Не можешь встать с чужой постели и жить дальше, не ложись в неё.
Как часто мы соглашаемся на что-то обычное, типовое, полагающееся каждому, не дождавшись, пока придет твоё, настоящее. И оно постепенно становится привычным, таким, от чего уже и отказаться страшно. Мы боимся думать о переменах, проживая свои несчастливые жизни, в нелюбимых городах, с чужими по духу людьми. И всё только чтобы избежать пресловутого одиночества. Не слишком ли большая цена за иллюзию нормальной жизни?
— А что ты? — почти крикнула в трубку Катя.
— А что я? — Пришлось отойти на двадцать метров, чтобы Донских не услышал. — Ненавижу их обоих.
— А Тимофеева за что? — удивилась подруга.
— А заодно! Мне сейчас хочется назначить виноватых, иначе голова взорвется. Не могу же я одна тянуть эту лямку!
— Почему ты всё не объяснила ему?
— Как?! — прошептала я. — В голове столько слов! А он даже не смотрел на меня, не хотел слышать. И я кожей почувствовала, что ему противна.
— Ну, хорошо хоть они не подрались, — весело заключила Катерина.
— Моя ошибка в чем: во всех наших разговорах я упоминала Донских как следователя по делу и ни разу не обмолвилась, что мы, в общем-то, с ним на «ты» разговариваем.
Обеспокоенно оглядываясь на курящего в сторонке Сергея, я почти проковыряла дыру в газоне носком своих кожаных тапочек. Он стоял и пристально смотрел на меня. Я опустила глаза. Хорошо, хоть по губам не читает.
— Ага, и не только разговариваете! — возмутилась подруга.
— Вот именно, — с сожалением произнесла я. — И двадцать минут назад я опять с ним флиртовала.
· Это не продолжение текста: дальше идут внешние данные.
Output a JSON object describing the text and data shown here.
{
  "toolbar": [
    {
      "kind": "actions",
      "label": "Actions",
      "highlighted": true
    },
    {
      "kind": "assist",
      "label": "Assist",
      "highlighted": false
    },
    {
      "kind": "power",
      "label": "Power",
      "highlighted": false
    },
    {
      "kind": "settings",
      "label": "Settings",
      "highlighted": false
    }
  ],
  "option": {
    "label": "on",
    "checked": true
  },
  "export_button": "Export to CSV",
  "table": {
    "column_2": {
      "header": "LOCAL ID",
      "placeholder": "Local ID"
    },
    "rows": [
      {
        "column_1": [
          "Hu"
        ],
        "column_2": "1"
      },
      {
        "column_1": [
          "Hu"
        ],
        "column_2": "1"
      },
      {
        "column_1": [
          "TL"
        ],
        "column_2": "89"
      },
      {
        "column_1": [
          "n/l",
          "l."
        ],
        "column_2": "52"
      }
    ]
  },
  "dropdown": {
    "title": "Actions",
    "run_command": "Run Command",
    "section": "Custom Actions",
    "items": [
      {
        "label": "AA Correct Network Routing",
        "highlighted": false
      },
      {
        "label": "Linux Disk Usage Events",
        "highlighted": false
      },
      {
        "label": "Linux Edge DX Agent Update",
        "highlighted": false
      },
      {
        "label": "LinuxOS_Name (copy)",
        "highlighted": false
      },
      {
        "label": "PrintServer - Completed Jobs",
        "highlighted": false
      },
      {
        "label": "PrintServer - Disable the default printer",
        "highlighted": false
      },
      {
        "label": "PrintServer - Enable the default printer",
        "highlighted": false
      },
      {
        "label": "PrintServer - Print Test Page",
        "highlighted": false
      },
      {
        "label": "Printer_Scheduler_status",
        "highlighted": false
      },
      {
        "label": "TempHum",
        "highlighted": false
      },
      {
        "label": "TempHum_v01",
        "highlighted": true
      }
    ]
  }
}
— Зачем? — Катя перешла на шепот, видимо, к ней в магазин зашли посетители. — Если не хочешь всё усугубить, то давай ему уже от ворот поворот!
— Не знаю, так гадко на душе. — Я бросила на Донских осторожный взгляд. — Смотрю на него, и само флиртуется. Может, это нервное?
— Любой девушке польстит внимание такого мужчины. — В трубке что-то зашуршало. — Ухаживай он за мной, я бы, наверное, беспрестанно хихикала, как дурочка.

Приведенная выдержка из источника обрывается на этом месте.